Froma Harrop: Democrats resist urge to spend
“Go ahead!” the gremlins hiss into Democratic ears. “Spend and borrow. The Republicans did it. Don’t be a goody-two-shoes about this ‘pay-as-you-go’ stuff.”
The gremlins are hard at work trying to throw a wrench into the Democrats’ Paygo resolve. For them, getting Democrats to abandon their promise of fiscal discipline would be a splendid act of sabotage.
Under the Paygo rules, new entitlement spending must be offset by tax hikes or savings elsewhere. Tax cuts must be matched by spending reductions or more revenues. The point of the exercise is to rein in budget deficits.
Democrats have honored the Paygo pledge so far, but show signs of weakening. For example, they want to add $20 billion to the farm bill for conservation, renewable fuels and other good things, but some farm-state Democrats don’t want to free up the money through cuts in the subsidy program.

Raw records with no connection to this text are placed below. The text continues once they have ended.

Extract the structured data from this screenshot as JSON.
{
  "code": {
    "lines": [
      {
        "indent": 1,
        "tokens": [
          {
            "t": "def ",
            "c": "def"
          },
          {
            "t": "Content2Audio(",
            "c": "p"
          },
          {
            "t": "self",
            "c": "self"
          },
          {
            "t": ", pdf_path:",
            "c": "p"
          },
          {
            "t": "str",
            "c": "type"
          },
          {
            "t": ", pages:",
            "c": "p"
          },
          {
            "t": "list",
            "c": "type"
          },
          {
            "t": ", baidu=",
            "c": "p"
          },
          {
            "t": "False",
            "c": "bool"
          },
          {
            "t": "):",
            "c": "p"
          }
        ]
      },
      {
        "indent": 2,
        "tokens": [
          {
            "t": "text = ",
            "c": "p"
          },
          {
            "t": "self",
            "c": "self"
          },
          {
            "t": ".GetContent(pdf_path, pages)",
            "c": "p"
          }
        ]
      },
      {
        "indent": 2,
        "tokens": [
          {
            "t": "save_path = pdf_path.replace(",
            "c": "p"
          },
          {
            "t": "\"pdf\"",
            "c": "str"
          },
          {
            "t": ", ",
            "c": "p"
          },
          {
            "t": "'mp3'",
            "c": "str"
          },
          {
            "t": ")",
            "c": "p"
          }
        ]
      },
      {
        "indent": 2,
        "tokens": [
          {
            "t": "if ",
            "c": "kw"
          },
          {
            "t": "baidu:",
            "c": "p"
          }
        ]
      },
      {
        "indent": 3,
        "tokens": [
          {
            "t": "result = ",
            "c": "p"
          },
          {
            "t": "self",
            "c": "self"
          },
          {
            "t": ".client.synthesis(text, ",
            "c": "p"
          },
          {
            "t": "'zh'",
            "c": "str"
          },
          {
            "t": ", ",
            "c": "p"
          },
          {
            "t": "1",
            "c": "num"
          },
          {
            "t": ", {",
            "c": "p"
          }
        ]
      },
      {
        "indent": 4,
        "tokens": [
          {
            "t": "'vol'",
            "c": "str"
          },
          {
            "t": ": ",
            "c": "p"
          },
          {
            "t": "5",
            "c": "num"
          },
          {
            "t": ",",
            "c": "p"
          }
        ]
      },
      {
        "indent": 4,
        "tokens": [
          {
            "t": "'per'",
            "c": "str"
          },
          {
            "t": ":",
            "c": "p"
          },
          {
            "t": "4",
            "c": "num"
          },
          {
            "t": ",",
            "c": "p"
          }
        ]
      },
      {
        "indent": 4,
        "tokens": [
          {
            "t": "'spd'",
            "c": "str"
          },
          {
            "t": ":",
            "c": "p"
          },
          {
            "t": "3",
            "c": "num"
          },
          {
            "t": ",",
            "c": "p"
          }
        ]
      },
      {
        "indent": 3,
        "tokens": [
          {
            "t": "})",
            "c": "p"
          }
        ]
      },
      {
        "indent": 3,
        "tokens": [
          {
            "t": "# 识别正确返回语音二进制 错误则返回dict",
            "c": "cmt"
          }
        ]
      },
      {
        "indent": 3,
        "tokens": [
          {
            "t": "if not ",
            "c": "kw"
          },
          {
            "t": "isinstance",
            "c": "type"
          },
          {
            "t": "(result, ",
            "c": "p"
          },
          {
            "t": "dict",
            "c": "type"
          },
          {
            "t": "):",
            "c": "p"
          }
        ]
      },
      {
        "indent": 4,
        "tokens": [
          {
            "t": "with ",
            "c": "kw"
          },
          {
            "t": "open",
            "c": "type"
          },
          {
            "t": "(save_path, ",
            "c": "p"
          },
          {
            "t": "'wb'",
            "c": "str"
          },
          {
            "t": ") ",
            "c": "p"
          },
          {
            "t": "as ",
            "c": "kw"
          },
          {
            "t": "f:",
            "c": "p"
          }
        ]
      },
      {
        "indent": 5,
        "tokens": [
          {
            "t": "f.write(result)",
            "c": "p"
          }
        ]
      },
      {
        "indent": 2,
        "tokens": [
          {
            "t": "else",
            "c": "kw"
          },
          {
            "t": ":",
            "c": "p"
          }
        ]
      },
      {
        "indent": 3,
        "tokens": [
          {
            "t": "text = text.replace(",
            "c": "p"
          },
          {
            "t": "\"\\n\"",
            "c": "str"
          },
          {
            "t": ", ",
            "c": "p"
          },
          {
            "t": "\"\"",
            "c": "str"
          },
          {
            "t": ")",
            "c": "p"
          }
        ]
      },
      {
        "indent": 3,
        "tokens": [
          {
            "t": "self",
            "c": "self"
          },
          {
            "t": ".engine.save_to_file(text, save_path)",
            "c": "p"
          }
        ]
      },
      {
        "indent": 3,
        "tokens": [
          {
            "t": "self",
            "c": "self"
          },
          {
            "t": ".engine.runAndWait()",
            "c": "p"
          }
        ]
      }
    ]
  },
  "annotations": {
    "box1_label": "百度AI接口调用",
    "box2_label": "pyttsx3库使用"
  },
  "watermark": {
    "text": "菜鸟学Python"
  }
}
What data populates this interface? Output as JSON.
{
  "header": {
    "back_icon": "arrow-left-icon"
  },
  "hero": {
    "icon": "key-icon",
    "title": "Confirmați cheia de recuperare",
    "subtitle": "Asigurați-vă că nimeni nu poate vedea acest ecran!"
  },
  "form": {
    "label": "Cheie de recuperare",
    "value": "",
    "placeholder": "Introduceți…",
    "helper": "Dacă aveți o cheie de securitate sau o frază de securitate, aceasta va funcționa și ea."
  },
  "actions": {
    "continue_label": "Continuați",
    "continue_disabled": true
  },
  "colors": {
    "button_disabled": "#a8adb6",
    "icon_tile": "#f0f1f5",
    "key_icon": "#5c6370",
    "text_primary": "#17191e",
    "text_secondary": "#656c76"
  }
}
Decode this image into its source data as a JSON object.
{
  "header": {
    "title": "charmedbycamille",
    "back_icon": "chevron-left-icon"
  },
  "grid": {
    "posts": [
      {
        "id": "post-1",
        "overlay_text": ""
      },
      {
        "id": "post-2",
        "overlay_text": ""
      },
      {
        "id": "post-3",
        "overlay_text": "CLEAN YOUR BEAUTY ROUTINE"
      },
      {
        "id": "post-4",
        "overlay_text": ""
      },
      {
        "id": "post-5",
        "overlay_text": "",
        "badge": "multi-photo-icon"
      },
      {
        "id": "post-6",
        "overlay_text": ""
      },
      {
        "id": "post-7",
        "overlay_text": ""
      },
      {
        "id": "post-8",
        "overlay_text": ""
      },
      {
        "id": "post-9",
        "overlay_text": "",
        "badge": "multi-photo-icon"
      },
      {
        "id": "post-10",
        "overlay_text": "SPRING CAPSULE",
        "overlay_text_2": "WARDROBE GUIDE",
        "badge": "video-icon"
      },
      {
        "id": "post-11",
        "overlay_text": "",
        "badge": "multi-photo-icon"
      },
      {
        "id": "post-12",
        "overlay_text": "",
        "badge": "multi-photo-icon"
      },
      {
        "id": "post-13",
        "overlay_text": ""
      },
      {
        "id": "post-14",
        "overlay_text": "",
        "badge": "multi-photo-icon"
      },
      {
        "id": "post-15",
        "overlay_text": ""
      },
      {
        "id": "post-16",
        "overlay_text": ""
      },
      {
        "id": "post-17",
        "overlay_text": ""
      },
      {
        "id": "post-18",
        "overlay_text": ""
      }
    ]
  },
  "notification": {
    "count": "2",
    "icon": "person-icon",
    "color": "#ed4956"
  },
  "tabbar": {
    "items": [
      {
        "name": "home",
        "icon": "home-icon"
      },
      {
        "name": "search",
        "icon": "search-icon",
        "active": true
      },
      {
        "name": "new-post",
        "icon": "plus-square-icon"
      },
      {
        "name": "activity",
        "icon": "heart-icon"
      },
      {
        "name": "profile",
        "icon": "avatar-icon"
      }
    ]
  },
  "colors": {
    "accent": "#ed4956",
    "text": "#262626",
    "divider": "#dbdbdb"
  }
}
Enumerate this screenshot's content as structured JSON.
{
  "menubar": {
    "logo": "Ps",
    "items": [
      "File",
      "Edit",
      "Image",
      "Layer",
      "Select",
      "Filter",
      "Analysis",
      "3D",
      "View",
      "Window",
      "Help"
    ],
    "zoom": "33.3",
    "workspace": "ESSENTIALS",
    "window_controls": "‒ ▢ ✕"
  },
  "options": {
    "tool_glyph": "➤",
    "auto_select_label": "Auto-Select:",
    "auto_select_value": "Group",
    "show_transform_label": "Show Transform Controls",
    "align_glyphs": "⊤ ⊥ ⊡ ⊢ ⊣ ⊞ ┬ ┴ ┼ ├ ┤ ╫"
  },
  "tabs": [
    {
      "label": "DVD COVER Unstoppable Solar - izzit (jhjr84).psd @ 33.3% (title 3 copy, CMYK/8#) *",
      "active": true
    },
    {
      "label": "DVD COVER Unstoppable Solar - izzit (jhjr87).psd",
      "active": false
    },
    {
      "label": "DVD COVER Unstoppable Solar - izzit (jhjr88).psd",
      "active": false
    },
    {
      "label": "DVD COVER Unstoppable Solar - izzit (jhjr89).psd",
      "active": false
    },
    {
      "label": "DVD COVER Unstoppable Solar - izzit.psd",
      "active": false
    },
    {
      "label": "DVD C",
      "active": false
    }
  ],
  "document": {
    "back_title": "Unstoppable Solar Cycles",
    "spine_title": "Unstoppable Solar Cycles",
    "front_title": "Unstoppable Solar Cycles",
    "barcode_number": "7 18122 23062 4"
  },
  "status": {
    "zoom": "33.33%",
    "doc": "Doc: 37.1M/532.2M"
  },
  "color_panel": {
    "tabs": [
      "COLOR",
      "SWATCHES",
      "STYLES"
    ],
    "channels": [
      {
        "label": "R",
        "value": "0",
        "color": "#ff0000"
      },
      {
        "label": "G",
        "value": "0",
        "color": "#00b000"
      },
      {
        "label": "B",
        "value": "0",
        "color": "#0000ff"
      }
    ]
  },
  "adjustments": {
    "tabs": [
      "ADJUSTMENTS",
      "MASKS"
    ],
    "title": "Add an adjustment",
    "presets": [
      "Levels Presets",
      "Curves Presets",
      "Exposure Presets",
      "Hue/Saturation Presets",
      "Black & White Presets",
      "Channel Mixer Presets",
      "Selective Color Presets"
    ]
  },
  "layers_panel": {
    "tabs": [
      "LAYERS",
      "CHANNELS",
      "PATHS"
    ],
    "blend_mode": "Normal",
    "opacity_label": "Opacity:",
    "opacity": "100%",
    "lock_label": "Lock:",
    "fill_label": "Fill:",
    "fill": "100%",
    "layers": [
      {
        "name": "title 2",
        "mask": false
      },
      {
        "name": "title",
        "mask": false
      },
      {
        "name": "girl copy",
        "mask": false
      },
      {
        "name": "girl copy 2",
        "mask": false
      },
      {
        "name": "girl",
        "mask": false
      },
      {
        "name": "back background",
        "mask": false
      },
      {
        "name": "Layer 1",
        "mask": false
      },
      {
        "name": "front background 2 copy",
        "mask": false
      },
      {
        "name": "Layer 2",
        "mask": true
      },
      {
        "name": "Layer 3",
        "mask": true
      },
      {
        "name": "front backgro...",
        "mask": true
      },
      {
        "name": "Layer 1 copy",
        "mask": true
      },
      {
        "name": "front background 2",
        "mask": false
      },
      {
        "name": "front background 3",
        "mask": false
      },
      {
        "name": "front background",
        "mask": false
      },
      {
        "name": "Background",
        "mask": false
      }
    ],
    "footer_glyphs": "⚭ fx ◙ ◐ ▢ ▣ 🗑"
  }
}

“It’s a mess,” an unidentified senior House Democratic aide told The National Journal. “It’s very difficult, if not impossible, to comply with Paygo and still do everything we want to do.”
How do you explain a quote like that? Gremlins.
Of course it’s very difficult to comply with Paygo “and still do everything we want to.” Isn’t it always?
The Senate Finance Committee says it just agreed on a bill to expand the State Children’s Health Insurance Program. The addition of $35 billion over five years is less than the $50 billion the Democrats had originally wanted – and must be paid for with a “politically difficult” 61-cent-a-pack increase in the federal cigarette tax. It’s not easy, but the money will be found for a program that the public deems important.
The Republicans let Paygo expire in 2002, freeing themselves to spend, cut taxes and leave the bills to future generations – though they pretend otherwise. President Bush was just in Cleveland bragging that his tax cuts are lowering budget deficits – from $248 billion last year to an estimated $205 billion in 2007. What really caused that modest improvement were a strong stock market and bigger paychecks for the richer folk – events that mainstream economists say had little to do with the tax cuts.
It’s outrageous to have any deficits at this high point in the business cycle. The Clinton administration ran enormous surpluses in the good times of the late ‘90s – without the “help” of the Bush tax cuts, which actually drain more revenues than they raise.
Democrats can use the budget discipline forced by Paygo to improve programs. For example, the current farm subsidies go mostly to a few big agri-businesses. Democrats could reduce these corporate welfare payments and use the savings to promote ethanol production. That would do more for rural America than writing checks that encourage the creation of mega-farms and the depopulation of the countryside.
South Carolina Rep. John Spratt, chair of the House Budget Committee, has been swatting gremlins for a long time. When Republicans were in charge, Spratt tried to moderate their tax cuts. Hero to the fiscally conservative blue dog Democrats, Spratt is now fighting to keep his party on the path of fiscal virtue. May the hounds prevail.
Early this year, a Gallup poll showed that 76 percent of Americans considered the budget deficit “extremely” or “very” important. And an ABC News-Washington Post poll found that 59 percent trusted the Democrats to handle the federal budget, while only 32 percent trusted Bush.
Do Democrats want to lose this moral high ground? Sure, they could spend and borrow, just as Republicans did. But that’s one of the reasons Republicans are no longer running Congress – as the gremlins know so well.